The wine was decanted over a meter away from me, yet I immediately took in the strong and unmistakable Grange aroma: intense dark fruit and sweetness. It is unmistakable because of the extraordinary choice of grapes Penfolds has, and the fermentation process, which gets completed in new American oak. 

Much has been written about this wine. The highlights of this bottle were the extraordinary freshness after 30 years, and what Robert Parker coined 'skyscraper structure'. Within the skyscraper were layers and layers of fruit, and mocha.  On the back palate were meaty flavours. I had paired this with wagyu beef. The wine and food were totally in unison. In fact, if there was not the difference between liquid and solid, I would not have picked the difference. And then, the finish of the Grange went on and on.   

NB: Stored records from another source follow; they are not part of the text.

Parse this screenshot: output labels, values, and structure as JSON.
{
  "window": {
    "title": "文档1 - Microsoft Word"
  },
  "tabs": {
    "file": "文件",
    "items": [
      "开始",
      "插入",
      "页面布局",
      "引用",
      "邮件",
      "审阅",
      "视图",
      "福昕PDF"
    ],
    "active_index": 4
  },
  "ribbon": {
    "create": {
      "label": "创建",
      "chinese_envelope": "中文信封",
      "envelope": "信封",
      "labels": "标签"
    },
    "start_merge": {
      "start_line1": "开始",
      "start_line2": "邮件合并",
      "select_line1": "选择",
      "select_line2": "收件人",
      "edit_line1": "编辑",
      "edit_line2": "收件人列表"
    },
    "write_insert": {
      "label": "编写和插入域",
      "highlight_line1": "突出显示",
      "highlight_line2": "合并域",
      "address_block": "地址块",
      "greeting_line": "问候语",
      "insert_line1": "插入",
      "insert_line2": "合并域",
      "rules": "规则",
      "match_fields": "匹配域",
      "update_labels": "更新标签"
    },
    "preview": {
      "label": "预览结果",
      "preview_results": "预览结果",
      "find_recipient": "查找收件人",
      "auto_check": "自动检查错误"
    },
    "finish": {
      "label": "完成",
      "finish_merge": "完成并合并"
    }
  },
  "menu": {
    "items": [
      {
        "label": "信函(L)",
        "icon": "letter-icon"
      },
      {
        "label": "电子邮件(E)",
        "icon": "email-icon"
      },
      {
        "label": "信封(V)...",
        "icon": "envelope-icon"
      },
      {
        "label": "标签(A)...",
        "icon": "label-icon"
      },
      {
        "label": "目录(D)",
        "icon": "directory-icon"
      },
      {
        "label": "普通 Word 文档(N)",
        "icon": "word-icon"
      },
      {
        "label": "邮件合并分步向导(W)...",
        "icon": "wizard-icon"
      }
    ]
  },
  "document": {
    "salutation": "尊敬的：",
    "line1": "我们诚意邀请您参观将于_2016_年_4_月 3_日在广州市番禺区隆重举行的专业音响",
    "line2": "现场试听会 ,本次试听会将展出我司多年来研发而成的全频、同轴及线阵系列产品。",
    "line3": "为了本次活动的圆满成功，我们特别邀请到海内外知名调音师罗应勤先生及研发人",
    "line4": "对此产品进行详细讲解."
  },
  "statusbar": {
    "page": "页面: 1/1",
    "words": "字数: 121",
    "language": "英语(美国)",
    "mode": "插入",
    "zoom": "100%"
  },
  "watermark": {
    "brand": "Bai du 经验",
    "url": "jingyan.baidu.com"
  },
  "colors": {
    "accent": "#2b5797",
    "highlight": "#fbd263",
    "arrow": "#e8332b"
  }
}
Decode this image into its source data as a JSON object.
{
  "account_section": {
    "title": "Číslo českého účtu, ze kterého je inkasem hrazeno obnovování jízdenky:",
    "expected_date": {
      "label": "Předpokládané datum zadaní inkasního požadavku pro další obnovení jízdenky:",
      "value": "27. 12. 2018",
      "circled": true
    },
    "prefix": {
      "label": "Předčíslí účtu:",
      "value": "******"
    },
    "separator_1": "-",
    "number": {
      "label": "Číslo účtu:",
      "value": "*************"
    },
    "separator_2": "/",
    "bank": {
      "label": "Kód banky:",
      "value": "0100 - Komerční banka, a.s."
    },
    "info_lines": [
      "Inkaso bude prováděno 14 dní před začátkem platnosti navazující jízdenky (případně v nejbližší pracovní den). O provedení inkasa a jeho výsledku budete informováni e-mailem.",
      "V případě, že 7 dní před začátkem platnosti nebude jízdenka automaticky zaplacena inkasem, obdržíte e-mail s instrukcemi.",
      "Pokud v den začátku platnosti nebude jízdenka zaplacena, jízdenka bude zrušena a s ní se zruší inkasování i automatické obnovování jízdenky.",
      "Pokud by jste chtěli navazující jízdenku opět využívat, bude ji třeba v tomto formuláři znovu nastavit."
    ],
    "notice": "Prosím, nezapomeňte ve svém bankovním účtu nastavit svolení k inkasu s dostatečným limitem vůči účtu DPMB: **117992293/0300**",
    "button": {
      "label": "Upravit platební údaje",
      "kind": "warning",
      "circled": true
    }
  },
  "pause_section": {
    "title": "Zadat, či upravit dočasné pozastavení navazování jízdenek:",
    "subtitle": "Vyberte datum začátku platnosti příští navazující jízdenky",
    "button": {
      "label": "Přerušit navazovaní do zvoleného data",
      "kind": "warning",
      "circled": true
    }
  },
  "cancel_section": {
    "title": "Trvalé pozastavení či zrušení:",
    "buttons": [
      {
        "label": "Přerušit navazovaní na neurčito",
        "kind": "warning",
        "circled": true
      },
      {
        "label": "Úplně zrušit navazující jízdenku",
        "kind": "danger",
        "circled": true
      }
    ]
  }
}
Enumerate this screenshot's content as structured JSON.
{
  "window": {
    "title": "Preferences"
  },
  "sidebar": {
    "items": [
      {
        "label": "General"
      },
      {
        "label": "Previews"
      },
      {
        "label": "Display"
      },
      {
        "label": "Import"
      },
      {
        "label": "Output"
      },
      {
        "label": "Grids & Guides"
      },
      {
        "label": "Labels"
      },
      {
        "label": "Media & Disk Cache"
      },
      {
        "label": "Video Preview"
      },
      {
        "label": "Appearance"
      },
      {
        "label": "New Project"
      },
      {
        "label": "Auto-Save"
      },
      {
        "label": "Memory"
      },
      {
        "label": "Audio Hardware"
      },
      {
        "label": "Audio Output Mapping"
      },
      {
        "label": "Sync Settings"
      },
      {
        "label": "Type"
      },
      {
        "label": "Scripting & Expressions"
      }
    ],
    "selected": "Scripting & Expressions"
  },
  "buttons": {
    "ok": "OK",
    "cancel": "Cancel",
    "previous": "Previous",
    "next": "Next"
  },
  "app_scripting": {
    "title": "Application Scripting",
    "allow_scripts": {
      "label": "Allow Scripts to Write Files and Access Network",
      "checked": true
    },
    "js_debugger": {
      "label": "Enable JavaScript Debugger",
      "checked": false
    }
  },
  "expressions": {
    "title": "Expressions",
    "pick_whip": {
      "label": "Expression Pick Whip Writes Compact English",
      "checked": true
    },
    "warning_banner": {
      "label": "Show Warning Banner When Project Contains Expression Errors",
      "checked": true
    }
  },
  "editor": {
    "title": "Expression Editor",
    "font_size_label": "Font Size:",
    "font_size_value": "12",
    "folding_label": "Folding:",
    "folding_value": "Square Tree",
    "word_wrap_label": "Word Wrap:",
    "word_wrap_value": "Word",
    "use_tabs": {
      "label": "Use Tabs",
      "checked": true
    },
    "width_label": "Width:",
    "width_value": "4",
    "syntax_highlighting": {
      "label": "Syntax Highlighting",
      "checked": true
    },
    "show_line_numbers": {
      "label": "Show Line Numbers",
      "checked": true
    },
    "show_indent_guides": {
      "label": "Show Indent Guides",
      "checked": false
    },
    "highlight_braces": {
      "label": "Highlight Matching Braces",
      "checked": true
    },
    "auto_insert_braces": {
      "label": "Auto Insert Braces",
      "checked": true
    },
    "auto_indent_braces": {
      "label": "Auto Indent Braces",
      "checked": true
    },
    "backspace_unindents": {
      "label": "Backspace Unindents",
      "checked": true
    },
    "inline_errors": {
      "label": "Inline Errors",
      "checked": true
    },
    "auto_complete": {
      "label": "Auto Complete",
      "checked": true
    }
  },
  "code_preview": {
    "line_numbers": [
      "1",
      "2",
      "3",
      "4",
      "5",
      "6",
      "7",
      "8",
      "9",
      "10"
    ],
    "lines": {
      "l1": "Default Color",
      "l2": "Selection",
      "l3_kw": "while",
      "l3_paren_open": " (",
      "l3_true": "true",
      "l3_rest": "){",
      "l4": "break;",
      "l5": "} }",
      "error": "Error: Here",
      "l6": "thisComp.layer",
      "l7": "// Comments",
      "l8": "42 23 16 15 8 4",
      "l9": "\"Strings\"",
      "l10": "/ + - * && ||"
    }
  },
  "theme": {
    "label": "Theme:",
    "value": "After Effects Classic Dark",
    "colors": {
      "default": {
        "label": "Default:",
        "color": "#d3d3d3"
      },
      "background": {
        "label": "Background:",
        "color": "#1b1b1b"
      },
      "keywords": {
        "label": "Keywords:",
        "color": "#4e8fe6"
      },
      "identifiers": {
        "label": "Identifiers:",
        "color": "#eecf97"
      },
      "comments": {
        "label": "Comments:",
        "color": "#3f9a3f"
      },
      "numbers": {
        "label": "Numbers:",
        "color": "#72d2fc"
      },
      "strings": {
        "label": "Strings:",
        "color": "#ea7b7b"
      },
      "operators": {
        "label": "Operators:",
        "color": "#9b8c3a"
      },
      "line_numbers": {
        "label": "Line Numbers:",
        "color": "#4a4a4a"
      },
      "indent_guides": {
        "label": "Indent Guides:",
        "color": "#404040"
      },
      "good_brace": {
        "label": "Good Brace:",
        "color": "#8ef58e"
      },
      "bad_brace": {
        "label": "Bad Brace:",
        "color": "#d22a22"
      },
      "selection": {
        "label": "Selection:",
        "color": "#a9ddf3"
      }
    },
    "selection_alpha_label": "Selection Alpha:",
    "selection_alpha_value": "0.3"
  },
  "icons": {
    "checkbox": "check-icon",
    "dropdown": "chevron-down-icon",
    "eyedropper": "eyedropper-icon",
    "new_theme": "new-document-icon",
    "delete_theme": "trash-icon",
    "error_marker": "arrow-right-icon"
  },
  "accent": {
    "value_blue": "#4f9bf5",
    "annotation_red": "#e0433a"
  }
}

Those who have followed my blog for some time would have noticed my increasing dislike for overripe wine. Experiencing a full-bodied Grange is different. This was a remarkable Penfolds Grange.

Score: 98/+++

Monday, August 10, 2020

Marina Coppi Sant' Andrea Barbera

 If you think about an underrated red grape variety, Barbera would be on top of my list. It lives in the shadows of Barolo and Barbaresco, yet can be a concentrated and elegant red wine. It is mainly grown in the regions near the towns of Alba and Asti. Yet today's example comes from Castellania further east, but still part of Piedmont. It is the 2018 Marina Coppi Sant' Andrea.

Marina Coppi is the granddaughter of Fausto Coppi, the famous Italian bike rider. He has a museum and mausoleum in town. Anyway, on to the wine.

This Barbera is medium- to full-bodied with quite intense black cherry flavours. The wine is not too complex, but has a well rounded mouthfeel. The acidity plays a support role (it can be overwhelming in some Barbera), and contributes to the freshness of the wine. The tannins are mild, and the finish is a bit short.

I find this a satisfying wine due to the mouthfeel, and it is great value for money.

Score: 91/++  

Thursday, August 6, 2020

The Penfolds Collection 2020

This is a big week in Australian wine. Last night, the winners in James Halliday's Wine Companion 2021 were announced, but also Penfolds winemakers launched the new releases in an online tasting event. This post is a bit unusual, as I will briefly comment on this event without having tasted the wines. I will do this, because tastings are rarer these days, not many would have seen last night's virtual tasting, and yes - a Penfolds release is important.

The release covers five vintages, from a 2020 Riesling to 2016 Grange. I have to say this virtual tasting was incredibly professional. What needed to be said was said, and no extra waffle. I want to focus here on the 2018 vintage, which in previous posts I mentioned is pretty special.

At the value end are Bin 28 and Bin 128. Both wines appear to be pretty good. They are quite different from each other. Bin 28 Shiraz is a multi-region blend, with the Barossa claiming the lion share. As a result, and courtesy to the 2018 vintage, this is a full-bodied wine with red and black fruit characteristics. If you like your wine big and sweet, this one is for you. The Bin 128 Shiraz, in contrast, is from Coonawarra. It is medium-bodied and more savoury.

Then there is Bin 389, the classic Cabernet (57%)/Shiraz blend. The Cabernet fruit seems to be of particular high quality, expressing rich, dark and plush flavours. Power and elegance is how this wine is described. Like with Grange, fermentation finishes in barrel, which delivers a special sweetness to the wine and the Penfolds house style. Unfortunately, I missed the discussion of the RWT, as I had another commitment.   

Tuesday, August 4, 2020

Langmeil Orphan Bank Shiraz

Langmeil is a Barossa winery which largely swims under the radar. Yet it is very important in the history of Barossa Shiraz. Its Freedom vineyard is most likely the oldest Shiraz vineyard in the world. In an effort to preserve more old vines, some generations ago, the Lindner family collected old vines and put them together in a vineyard next to the winery. It was named the Orphan Bank. Today I report on the 2013 Langmeil Orphan Bank Shiraz.  

This wine impressed me on release, and after seven years, I find it a good example of classic Barossa Shiraz. This is a full-bodied wine, but not a monster. It is juicy, with a sweet core of blackberry and plum fruit and a round mouthfeel. Mocca flavours add to complexity. The originally coarse grained tannins have mellowed, and are quite soft now. Maturing for two years in French oak left its mark. The finish is long. 

I find it interesting how really old vines seem to deliver a measured balance which is difficult to find in younger vines full-bodied Shiraz.

Score: 94/++ 

Saturday, August 1, 2020

Spinifex Bête-Noir

The 2012 Spinifex Bête-Noir is a good example of a typical, high quality Barossa Shiraz. At eight years of age, this wine is still quite refreshing, while displaying concentrated fruit aromas of plum, blackberry, and forest berries. The fruit would have been picked relatively early in this excellent vintage. The acidity is lifting the wine, while the tannins are finely grained and firm. I would happily drink more than one glass of this well balanced wine.